La rame de Charon clapota tout près.

— Dattes douces, dattes séchées, une obole, rien qu’une obole.

— Ô, souveraine Junon, si je pouvais… chuchota Fabia.

Infligeant à ses muscles presque pétrifiés un terrible et ultime effort, Licinius Septus desserra les dents (sous l’effort, le voile s’épaissit, dissimulant Fabia, les murs de la pièce et tout le cercle terrestre), et l’obole flambant neuve, s’échappant des lèvres atterrit en tintant aux pieds de Fabia stupéfaite. Les jambes ramenées sous la banquette, elle haletait. Le silence régnait. Le maître immobile lui souriait de son visage blanc et diaphane. Fabia tendit la main vers la pièce de monnaie.

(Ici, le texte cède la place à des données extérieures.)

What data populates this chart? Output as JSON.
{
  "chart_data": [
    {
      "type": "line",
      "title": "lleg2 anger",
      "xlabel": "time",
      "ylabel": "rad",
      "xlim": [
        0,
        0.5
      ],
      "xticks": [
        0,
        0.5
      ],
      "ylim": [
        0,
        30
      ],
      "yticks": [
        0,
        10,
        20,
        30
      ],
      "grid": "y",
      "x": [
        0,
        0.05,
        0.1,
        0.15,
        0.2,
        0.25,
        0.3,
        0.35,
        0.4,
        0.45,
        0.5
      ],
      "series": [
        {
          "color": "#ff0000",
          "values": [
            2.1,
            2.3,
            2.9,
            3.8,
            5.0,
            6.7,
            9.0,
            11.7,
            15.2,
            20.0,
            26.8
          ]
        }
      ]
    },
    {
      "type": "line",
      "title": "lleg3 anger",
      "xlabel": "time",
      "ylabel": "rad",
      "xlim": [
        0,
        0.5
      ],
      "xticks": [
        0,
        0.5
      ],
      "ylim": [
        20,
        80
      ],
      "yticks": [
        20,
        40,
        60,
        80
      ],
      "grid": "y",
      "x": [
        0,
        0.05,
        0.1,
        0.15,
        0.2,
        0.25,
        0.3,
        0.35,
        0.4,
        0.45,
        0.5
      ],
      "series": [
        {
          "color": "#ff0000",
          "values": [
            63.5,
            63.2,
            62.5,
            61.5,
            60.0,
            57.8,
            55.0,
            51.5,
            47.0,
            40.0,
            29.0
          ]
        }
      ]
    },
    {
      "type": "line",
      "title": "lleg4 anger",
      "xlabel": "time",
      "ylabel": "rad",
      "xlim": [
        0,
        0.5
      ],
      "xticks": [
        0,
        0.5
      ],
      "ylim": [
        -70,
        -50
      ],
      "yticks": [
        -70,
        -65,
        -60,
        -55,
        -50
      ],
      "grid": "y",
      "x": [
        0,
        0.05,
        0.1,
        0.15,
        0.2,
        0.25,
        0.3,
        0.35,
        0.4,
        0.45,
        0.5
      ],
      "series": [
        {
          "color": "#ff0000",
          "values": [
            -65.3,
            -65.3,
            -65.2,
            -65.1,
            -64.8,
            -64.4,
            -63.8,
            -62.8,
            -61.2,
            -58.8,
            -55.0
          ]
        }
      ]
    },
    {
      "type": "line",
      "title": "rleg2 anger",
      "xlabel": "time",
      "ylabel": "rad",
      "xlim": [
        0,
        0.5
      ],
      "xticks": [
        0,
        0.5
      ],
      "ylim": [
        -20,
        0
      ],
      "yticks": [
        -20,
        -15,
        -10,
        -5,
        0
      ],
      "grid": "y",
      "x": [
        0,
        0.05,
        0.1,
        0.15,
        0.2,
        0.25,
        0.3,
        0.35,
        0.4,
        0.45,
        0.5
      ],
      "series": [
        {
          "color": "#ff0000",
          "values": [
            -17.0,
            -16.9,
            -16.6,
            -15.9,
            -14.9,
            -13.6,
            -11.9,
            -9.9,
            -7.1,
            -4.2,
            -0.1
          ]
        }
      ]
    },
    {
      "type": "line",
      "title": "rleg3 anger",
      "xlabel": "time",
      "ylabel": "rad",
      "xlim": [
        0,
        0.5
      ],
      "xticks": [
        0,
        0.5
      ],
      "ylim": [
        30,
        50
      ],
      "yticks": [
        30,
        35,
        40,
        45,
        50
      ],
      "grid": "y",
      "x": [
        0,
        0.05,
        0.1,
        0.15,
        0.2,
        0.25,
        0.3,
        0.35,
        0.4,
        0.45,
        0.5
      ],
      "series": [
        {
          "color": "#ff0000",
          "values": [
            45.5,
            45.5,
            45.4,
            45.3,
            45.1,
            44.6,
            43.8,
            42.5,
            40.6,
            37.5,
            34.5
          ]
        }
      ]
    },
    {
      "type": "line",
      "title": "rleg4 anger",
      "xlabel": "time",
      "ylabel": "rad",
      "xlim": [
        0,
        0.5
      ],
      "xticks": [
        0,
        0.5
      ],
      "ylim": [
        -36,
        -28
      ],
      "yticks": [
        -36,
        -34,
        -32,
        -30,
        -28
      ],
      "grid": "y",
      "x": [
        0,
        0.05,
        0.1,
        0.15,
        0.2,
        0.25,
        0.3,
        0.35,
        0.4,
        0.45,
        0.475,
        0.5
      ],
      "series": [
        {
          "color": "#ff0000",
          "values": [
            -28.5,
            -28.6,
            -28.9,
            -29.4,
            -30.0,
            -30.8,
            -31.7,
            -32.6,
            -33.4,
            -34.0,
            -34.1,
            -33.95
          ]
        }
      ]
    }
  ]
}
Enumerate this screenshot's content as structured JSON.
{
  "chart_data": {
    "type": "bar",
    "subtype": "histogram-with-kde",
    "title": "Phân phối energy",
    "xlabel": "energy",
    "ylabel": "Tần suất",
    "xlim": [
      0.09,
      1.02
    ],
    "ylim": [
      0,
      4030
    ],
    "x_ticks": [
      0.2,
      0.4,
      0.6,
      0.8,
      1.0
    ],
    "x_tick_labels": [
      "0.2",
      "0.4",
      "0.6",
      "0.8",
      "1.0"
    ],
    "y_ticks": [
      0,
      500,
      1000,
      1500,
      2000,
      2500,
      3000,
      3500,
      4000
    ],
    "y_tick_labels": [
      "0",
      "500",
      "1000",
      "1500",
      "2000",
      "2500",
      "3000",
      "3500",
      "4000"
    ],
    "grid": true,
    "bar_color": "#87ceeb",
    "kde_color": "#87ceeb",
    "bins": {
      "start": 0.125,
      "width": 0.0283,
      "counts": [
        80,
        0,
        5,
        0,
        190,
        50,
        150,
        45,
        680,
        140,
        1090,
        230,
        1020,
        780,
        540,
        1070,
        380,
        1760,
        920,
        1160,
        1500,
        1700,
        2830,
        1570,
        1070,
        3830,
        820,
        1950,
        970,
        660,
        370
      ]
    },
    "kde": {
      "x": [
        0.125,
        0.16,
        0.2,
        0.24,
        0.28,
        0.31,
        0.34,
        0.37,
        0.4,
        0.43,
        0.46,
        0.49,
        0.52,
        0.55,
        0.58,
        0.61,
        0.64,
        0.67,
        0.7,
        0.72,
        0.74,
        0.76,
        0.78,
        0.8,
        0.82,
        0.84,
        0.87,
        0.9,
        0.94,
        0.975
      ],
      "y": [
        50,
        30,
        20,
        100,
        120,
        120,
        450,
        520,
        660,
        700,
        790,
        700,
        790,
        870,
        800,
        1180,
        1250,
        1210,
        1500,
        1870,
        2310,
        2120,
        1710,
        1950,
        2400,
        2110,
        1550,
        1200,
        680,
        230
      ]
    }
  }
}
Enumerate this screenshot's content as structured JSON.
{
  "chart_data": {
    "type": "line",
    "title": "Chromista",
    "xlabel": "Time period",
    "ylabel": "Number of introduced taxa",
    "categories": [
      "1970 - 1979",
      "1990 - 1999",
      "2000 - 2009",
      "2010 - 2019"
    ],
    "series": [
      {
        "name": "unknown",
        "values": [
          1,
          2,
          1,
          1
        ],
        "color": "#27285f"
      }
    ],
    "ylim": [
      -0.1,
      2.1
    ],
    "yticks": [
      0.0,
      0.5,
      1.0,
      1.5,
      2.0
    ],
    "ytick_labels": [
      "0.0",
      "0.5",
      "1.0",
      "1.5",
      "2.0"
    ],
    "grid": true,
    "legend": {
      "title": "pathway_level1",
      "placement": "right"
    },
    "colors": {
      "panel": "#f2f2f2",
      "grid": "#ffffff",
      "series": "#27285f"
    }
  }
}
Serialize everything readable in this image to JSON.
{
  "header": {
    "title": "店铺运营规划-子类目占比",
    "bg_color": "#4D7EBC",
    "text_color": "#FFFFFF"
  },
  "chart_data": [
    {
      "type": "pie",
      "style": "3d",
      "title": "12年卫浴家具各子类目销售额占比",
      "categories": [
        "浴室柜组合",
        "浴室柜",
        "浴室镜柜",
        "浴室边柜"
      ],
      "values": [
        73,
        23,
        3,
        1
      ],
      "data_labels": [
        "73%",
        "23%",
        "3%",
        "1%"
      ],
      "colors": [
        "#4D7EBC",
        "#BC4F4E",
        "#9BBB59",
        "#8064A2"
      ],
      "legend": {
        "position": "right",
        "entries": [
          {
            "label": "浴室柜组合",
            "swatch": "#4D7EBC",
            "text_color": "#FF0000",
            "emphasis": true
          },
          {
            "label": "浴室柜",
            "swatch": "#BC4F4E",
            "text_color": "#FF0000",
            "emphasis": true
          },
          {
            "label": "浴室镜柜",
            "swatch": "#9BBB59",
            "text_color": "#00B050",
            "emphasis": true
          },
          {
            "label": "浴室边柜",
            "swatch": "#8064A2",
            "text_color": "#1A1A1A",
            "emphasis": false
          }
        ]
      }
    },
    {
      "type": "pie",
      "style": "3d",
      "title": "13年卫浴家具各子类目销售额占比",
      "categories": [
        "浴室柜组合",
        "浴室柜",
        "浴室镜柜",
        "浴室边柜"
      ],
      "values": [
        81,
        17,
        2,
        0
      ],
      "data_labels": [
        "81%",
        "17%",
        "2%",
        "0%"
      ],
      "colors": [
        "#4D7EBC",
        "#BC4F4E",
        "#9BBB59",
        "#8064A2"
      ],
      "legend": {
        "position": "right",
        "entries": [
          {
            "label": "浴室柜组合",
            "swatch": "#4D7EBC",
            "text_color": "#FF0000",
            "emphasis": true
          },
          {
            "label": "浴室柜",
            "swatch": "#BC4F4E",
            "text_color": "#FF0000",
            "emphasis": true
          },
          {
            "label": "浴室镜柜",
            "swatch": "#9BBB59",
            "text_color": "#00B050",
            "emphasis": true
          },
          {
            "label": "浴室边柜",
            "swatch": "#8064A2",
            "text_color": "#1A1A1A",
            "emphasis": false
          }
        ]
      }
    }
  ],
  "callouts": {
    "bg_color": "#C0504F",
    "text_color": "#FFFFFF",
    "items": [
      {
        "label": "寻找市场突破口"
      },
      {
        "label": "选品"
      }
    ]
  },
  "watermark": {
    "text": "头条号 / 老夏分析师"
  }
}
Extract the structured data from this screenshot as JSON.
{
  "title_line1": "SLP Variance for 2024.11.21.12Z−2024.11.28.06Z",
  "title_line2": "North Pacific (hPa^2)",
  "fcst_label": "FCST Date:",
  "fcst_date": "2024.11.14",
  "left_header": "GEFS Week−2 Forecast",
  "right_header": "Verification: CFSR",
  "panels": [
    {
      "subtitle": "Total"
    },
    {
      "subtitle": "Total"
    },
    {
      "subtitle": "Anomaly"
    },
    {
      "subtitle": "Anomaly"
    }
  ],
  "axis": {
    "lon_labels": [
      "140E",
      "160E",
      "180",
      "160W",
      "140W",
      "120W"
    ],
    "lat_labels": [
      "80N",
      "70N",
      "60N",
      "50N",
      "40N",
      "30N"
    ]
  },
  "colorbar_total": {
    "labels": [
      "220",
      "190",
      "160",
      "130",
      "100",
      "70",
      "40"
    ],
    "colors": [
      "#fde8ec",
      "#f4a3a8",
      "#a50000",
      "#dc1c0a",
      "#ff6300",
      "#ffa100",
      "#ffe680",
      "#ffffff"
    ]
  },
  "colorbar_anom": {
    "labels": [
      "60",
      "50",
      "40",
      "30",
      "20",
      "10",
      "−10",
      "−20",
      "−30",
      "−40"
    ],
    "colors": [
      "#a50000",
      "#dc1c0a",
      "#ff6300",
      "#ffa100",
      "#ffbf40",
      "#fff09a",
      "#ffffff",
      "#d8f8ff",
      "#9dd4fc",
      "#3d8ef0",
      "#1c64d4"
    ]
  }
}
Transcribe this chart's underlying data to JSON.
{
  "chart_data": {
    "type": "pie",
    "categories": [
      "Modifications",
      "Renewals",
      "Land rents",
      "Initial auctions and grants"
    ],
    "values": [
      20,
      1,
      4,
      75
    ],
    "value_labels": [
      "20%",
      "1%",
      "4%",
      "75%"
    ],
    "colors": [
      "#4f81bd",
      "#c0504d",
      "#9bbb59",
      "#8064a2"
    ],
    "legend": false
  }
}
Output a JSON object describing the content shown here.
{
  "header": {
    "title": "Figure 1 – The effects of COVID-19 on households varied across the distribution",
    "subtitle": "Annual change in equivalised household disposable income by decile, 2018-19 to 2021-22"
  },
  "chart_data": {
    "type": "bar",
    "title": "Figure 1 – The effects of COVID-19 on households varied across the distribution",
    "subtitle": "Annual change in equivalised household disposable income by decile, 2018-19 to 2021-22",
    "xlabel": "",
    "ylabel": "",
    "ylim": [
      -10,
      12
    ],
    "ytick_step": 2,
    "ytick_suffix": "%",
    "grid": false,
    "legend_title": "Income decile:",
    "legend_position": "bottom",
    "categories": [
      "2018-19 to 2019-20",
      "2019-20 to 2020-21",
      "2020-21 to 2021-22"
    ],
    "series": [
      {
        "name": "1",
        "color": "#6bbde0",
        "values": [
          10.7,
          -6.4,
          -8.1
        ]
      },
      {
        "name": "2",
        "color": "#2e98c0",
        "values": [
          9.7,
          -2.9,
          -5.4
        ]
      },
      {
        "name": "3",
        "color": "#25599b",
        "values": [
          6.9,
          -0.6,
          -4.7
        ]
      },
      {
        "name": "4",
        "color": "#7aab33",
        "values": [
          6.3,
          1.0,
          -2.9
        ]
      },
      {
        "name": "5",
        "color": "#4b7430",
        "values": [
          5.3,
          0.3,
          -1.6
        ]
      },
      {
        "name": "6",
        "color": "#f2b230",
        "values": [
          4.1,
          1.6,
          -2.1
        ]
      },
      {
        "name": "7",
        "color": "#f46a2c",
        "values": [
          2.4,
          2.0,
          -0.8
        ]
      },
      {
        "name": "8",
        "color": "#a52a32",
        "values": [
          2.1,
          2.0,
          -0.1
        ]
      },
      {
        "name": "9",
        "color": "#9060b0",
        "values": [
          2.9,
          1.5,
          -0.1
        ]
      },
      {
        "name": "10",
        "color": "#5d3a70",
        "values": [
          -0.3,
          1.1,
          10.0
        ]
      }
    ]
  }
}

Les dattes étaient succulentes. Et Marcus Licinius Septus fut mis en terre sans son obole, personne ne s’en aperçut.

L’heure de Septus était venue. Élevé au-dessus de la terre, il glissait au milieu des ombres gémissantes vers la demeure des morts. Derrière lui : les lamentations et les cris poussés à intervalles réguliers par les pleureuses qui avaient fini par faire affaire avec Assidius ; devant lui : le clapotis des eaux noires de l’Achéron.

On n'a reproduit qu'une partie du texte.